There are topics for discussion literally littering the walls. The artwork, the trophy case, the plaque, the photo of the ribbon cutting, the mission statement, the free soda machine (or the pay soda machine); even the building itself if it’s company owned. All of these are data about the founders, the principals, the charities, the activities, the culture of the office and the organization. Each item is a knot tied in the thread of a possible conversation. Each thread is a connection to your client. Weaved together they represent the relationship between you and your client. One starting point is striking up a conversation with the receptionist and learning something new about the company and the people in it. In Never Be Closing we call this being a Waiting Room Jedi.

Jane is a salesperson arriving for a meeting with a prospective client at Boston Sabre. Let’s see what kind of a waiting Room Jedi she is.
“Hello, I’m Jane Anders. Here to see Juan. You’re Mary?”
“Yes, hi.”
“Juan told me I’d recognize you by your smile. Nice to meet you.”
“Likewise… Oh, it looks like he’s still on a call. I’ll check back in a few minutes. You can have a seat. Can I get you anything?”

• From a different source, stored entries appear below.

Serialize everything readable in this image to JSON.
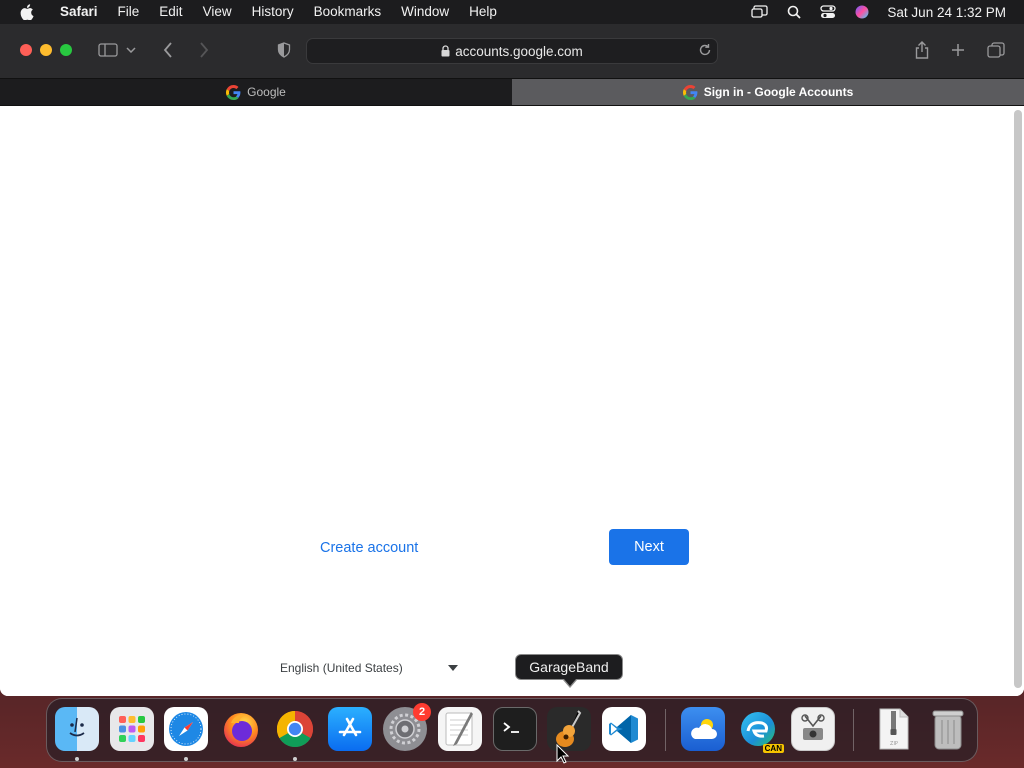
{
  "menubar": {
    "app_name": "Safari",
    "items": [
      "File",
      "Edit",
      "View",
      "History",
      "Bookmarks",
      "Window",
      "Help"
    ],
    "clock": "Sat Jun 24  1:32 PM"
  },
  "browser": {
    "url": "accounts.google.com",
    "tabs": [
      {
        "label": "Google",
        "active": false
      },
      {
        "label": "Sign in - Google Accounts",
        "active": true
      }
    ]
  },
  "page": {
    "create_account": "Create account",
    "next": "Next",
    "language": "English (United States)"
  },
  "dock": {
    "tooltip": "GarageBand",
    "settings_badge": "2",
    "edge_tag": "CAN",
    "apps": [
      "Finder",
      "Launchpad",
      "Safari",
      "Firefox",
      "Chrome",
      "App Store",
      "System Settings",
      "TextEdit",
      "Terminal",
      "GarageBand",
      "Visual Studio Code",
      "Weather",
      "Microsoft Edge Canary",
      "Screenshot",
      "Archive",
      "Trash"
    ]
  },
  "colors": {
    "accent": "#1a73e8",
    "menubar_bg": "#1c1c1e",
    "toolbar_bg": "#2b2b2d"
  }
}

Jane says, “No, I’m fine,” and sits down to wait.
The hell she does.
Why make this the end of their interaction? Instead, Jane initiates a conversation.
“I noticed the health club downstairs. Do a lot of people here use it?”
“We get a special rate for being in the building. So it’s a good deal.”
“Oh, has Boston Sabre been in here a long time?”
“Three years. As soon as we moved in, the health club offered us the discount. A lot of people joined.”

“Makes sense. Why’d you move?”
“The company? It was part of a reorganization where they separated corporate from manufacturing.”

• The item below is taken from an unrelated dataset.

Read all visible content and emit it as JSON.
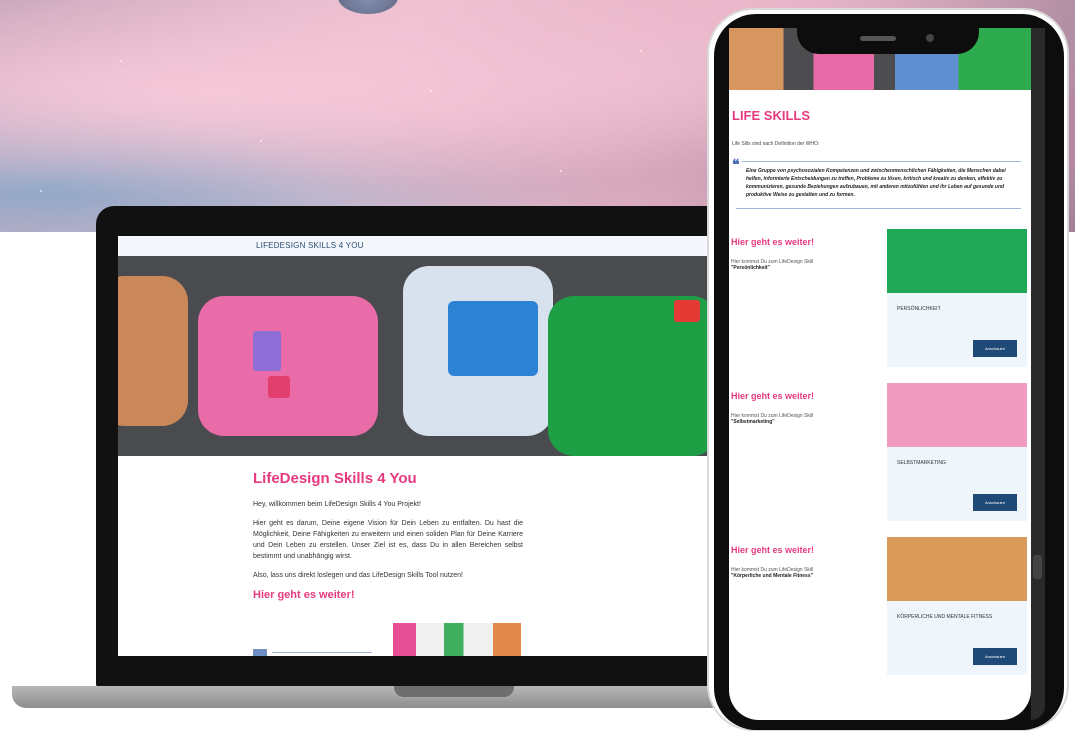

Jane has a new piece of information about Boston Sabre. “Sounds like there’s been some growth.”

“You could say! We’re already looking for more space.”
Jane wanted to know more about the corporate culture. “Are there a lot of active people here?”

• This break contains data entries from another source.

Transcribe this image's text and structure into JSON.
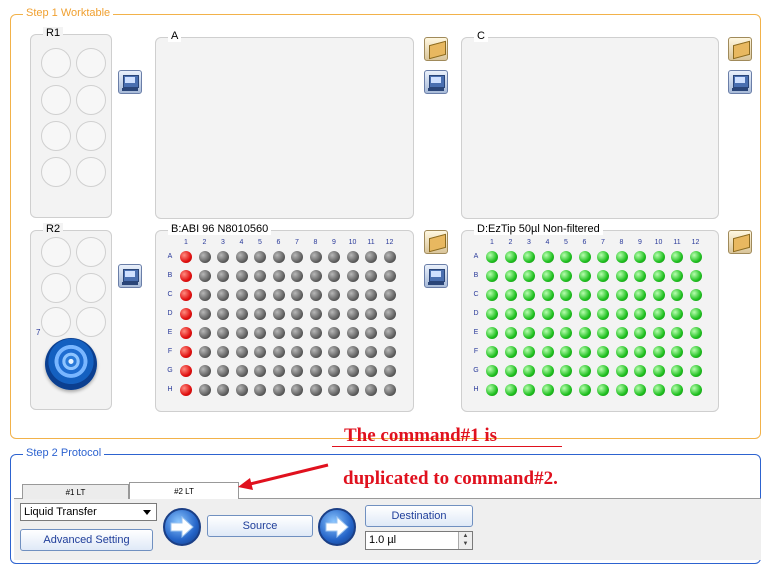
{
  "step1": {
    "legend": "Step 1 Worktable",
    "racks": [
      {
        "id": "R1"
      },
      {
        "id": "R2",
        "slot_number": "7"
      }
    ],
    "slots": {
      "A": {
        "title": "A"
      },
      "B": {
        "title": "B:ABI 96 N8010560"
      },
      "C": {
        "title": "C"
      },
      "D": {
        "title": "D:EzTip 50µl Non-filtered"
      }
    },
    "plate_columns": [
      "1",
      "2",
      "3",
      "4",
      "5",
      "6",
      "7",
      "8",
      "9",
      "10",
      "11",
      "12"
    ],
    "plate_rows": [
      "A",
      "B",
      "C",
      "D",
      "E",
      "F",
      "G",
      "H"
    ],
    "colors": {
      "used_well": "#e01010",
      "empty_well": "#555555",
      "tip_well": "#20c020",
      "step1_border": "#f2b24a",
      "step2_border": "#2d63d0"
    }
  },
  "step2": {
    "legend": "Step 2 Protocol",
    "tabs": [
      {
        "label": "#1 LT"
      },
      {
        "label": "#2 LT",
        "active": true
      }
    ],
    "command_select": "Liquid Transfer",
    "advanced_button": "Advanced Setting",
    "source_button": "Source",
    "destination_button": "Destination",
    "volume": "1.0 µl"
  },
  "annotation": {
    "line1": "The command#1 is",
    "line2": "duplicated to command#2."
  }
}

“You could say that too. We have company volleyball, basketball, and softball teams. It’s a young company, and we’re a pretty social place. The teams are a good way to burn off stress.”

Jane knew about stress. “You bet. . . . Do René or Juan play?”
“See that photo in the case. Juan’s the one getting the high fives. That was just after he hit the game winner for the league championship.”

Jane could see the energy in Juan’s face. “Looks like he likes to win.”
“You could say!”

In just a few minutes of friendly interaction, Jane was able to gather several business and personal conversation starters. What might she start to surmise about the things that energize Juan? And what are the chances she’ll mention the photograph in her conversation with him?

Of course, she could have spent the time checking her e-mail. But then she wouldn’t be Jane, Waiting Room Jedi.

It’s up to you whether you spend your waiting time in your client’s habitat checking your email or being an anthropologist — looking for clues to better understand the people you’ll be meeting with. Ask the receptionist questions about what you see. Say hello to people you run into. Introduce yourself, and tell them why you’re there. Use the restroom. Ask where you can get yourself a coffee. There is no standard list of avenues to discovery in the waiting room. The more curious you are, the more you’ll learn. It’s a simple equation.